Yine de ona göre en doğru Türkçe
Yağmalar ile Tohsılar’ın dilleridir.
Yağmalar hakkında verilen şu
bilgiler Kara Hanlılar devletinin Yağmalar tarafından kurulduğuna şüphe
bırakmaz.
Kara Yağma = Kara Han, (Kara
Hanlı Hükümdarı)
Buğra Han (Yağmalar’ın
Hükümdarı) = Buğra Han (Kara Hanlı Hükümdarı)
Kaşgar (Yağmalar’ın şehri = Kaşgar
Kara Hanlıların kutsal şehri)
T ü r k m e n :
Bu Türkmenler Oğuzlar’dan ve
Karluklar’dan tamamen ayrı bir Türk elidir. Türkmen adının gerçek sahibi bu
topluluktur. Bu Türkmenler’in nüfusu az olduğu için onlardan sadece bir müellif
söz etmiştir. Bu müellifte eserini 985 yılında yazan el-Mukaddesi’dir.
Bu müellifin verdiği bilgilere göre Türkmenler İsficab ile Balasagun
arasında yaşıyorlar. İsficab’ın doğusundaki Beruket ve Bulaç adlı kasabalar
Türkmenler’e karşı uç şehirleridir.
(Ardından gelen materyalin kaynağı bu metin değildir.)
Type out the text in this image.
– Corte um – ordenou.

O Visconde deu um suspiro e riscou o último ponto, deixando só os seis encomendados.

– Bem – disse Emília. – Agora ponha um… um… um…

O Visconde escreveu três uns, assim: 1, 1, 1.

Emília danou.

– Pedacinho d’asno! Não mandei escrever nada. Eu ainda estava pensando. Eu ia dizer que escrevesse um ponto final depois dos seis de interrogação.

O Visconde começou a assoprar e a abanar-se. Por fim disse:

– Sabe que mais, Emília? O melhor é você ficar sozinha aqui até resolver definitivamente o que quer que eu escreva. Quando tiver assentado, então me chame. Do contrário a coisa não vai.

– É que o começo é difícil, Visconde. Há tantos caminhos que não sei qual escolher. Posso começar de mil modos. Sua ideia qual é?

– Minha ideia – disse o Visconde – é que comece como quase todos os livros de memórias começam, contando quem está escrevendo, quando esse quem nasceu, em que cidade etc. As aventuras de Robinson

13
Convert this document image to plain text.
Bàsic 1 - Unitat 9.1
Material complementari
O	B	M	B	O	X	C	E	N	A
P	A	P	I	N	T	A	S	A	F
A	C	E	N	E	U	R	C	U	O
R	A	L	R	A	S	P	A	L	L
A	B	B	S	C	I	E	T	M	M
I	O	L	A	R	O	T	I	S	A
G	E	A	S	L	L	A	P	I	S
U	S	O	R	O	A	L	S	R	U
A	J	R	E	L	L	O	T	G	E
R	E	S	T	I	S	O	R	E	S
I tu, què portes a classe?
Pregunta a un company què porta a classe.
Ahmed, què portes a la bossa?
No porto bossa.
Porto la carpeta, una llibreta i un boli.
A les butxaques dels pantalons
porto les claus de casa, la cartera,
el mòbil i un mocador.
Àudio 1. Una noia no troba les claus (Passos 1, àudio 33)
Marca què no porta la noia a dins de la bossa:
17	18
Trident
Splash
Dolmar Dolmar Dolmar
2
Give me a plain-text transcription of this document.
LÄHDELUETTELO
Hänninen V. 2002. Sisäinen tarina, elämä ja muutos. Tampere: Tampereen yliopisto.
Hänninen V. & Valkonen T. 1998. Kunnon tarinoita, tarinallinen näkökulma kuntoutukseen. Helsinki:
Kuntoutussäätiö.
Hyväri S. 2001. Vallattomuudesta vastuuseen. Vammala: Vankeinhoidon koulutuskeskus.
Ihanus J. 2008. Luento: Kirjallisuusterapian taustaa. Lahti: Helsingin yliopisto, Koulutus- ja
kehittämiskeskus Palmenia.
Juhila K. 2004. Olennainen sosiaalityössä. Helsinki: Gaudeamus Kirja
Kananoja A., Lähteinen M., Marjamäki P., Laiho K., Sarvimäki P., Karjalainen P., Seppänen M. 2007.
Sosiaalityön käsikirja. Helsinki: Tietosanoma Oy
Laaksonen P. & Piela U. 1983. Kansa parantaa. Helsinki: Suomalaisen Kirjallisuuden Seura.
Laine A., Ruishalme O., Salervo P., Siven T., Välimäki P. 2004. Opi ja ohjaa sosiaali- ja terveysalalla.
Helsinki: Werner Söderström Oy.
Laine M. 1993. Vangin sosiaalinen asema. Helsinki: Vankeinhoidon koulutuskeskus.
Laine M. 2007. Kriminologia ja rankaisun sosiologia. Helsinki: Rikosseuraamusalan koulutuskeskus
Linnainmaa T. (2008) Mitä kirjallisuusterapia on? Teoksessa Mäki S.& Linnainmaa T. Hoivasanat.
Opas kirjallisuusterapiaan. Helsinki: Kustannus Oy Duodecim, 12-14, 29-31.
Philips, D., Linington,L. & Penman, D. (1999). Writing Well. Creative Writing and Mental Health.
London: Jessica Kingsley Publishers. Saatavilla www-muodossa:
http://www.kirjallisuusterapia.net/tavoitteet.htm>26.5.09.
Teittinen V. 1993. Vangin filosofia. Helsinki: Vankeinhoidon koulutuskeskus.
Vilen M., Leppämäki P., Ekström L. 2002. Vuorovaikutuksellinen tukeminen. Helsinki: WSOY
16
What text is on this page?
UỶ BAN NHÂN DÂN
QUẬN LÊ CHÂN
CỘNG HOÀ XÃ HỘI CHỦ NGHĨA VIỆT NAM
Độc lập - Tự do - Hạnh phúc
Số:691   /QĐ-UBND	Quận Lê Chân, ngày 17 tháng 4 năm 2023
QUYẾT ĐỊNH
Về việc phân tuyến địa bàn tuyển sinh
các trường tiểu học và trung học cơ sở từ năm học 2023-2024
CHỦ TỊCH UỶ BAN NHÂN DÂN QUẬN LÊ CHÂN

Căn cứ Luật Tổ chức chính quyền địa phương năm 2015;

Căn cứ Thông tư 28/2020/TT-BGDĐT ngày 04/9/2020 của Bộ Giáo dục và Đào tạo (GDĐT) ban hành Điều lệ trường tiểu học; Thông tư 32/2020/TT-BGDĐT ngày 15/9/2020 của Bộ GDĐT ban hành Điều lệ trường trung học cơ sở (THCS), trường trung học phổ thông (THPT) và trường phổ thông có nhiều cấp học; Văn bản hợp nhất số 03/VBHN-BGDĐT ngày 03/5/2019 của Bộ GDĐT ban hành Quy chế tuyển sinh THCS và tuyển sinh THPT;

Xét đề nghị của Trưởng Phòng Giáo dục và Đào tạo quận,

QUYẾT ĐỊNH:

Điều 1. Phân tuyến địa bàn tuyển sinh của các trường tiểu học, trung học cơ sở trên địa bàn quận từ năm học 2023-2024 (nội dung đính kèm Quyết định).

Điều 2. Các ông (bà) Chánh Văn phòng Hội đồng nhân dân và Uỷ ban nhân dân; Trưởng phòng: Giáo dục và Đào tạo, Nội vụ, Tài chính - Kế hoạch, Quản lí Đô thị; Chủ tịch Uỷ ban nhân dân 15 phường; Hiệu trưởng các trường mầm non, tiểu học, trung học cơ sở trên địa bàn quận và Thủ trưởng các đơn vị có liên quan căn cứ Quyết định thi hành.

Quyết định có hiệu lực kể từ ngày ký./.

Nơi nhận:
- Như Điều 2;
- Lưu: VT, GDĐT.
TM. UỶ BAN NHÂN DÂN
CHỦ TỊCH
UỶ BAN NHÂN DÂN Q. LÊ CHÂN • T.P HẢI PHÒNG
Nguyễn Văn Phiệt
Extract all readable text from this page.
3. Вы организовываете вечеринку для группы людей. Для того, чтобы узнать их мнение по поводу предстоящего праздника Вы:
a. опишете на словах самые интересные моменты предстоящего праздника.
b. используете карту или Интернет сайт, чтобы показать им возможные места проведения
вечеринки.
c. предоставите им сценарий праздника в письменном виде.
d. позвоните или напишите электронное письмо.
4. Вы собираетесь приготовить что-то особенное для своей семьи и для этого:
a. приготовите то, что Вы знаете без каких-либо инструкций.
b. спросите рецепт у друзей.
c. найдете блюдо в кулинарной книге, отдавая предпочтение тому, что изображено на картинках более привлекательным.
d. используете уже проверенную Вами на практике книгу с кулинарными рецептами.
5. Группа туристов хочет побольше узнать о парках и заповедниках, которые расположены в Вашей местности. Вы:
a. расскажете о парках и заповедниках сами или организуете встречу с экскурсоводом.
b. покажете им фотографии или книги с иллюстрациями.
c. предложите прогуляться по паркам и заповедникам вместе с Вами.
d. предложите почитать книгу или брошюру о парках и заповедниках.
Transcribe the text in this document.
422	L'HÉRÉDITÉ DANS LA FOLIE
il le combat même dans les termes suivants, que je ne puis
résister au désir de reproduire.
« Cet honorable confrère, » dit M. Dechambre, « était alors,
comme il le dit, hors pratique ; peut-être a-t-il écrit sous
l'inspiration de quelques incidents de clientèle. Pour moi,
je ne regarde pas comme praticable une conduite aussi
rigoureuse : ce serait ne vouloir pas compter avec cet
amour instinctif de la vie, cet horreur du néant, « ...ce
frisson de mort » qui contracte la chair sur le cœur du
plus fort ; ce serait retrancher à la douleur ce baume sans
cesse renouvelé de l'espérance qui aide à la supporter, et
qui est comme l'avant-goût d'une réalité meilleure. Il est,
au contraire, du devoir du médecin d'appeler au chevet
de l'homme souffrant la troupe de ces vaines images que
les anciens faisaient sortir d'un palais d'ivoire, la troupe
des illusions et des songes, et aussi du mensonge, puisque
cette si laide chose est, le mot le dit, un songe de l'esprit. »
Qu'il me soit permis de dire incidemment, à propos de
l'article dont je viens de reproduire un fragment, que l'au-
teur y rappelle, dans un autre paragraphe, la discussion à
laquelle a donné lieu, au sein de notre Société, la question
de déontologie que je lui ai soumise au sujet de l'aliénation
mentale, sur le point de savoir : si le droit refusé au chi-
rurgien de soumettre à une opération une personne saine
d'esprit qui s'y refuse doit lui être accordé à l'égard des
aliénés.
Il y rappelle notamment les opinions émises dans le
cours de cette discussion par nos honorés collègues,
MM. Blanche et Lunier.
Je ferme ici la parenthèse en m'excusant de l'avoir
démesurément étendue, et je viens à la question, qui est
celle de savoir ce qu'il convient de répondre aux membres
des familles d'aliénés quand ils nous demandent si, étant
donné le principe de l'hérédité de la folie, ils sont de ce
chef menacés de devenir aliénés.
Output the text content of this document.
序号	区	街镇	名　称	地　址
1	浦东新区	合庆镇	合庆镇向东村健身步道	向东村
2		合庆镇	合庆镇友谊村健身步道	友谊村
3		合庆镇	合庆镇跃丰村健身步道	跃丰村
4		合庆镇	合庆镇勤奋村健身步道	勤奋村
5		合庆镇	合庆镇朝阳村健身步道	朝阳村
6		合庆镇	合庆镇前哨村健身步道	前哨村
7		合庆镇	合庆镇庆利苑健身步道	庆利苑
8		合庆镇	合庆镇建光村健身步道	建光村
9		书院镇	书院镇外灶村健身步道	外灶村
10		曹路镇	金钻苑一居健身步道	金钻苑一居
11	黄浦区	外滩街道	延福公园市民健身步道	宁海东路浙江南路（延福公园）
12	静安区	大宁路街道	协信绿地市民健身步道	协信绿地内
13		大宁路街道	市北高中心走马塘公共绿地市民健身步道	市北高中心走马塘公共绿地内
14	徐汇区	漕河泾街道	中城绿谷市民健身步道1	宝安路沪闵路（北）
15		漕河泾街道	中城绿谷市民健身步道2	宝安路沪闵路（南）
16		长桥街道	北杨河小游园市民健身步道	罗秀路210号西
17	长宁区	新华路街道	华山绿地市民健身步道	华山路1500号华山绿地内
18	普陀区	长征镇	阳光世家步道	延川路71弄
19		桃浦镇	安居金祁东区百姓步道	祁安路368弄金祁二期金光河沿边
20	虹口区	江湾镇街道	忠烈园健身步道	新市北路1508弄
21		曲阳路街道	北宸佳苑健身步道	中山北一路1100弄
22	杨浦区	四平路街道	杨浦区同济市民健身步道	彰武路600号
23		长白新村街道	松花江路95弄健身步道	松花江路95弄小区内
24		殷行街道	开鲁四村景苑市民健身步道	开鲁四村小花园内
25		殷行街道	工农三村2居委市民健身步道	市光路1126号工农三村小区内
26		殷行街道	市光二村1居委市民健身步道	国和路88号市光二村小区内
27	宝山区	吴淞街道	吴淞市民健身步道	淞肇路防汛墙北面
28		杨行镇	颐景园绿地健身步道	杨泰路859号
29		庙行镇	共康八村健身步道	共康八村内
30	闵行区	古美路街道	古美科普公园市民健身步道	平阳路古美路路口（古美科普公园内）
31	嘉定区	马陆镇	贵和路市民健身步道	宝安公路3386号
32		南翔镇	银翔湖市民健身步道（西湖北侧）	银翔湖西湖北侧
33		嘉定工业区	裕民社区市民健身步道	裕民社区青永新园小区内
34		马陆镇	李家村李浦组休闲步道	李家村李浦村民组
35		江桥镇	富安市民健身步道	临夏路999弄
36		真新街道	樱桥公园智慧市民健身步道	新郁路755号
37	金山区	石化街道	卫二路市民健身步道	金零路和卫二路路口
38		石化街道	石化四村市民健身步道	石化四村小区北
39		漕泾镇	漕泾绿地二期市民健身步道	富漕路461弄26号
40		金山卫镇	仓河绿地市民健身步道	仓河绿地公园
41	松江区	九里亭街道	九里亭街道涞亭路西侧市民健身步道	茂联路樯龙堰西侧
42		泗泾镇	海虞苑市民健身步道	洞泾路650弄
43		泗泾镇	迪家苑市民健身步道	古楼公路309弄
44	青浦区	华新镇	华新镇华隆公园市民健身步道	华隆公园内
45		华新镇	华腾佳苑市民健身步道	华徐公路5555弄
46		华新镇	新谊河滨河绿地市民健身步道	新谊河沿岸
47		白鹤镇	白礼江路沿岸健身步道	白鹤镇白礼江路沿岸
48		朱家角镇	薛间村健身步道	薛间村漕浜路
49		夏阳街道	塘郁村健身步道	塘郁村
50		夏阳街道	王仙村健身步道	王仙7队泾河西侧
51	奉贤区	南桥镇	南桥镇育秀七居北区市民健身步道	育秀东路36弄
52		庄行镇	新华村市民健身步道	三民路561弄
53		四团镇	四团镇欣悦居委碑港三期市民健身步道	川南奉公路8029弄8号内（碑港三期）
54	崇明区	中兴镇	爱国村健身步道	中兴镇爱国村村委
Türkmen Meliki Ordu adlı kasabada
oturmaktadır. El Mukaddesi Türkmenler’in korkudan Müslüman olduklarını
ve Türkmen Meliki’nin isficab hakimine armağanlar göndermekte olduğunu
da bildiriyor.
E z g i ş :
Bu el XI. yüzyılda Fergana’daki
özçend (özkend) de oturdukları belirtilmiştir.
Ç a r u k :
Bu Türk eli hakkında sadece Kaşgarlı
bilgi veriyor ve bu elin Kaşgar’ın doğusundaki Barçuk’da (Maral
Başı) oturduğunu yazıyor.
O g r a k :
Kaşgarlı Ograklar’ın Uygur
sınırında oturduklarını bildiriyor. Onlara Kara Yıgaç deniliyordu.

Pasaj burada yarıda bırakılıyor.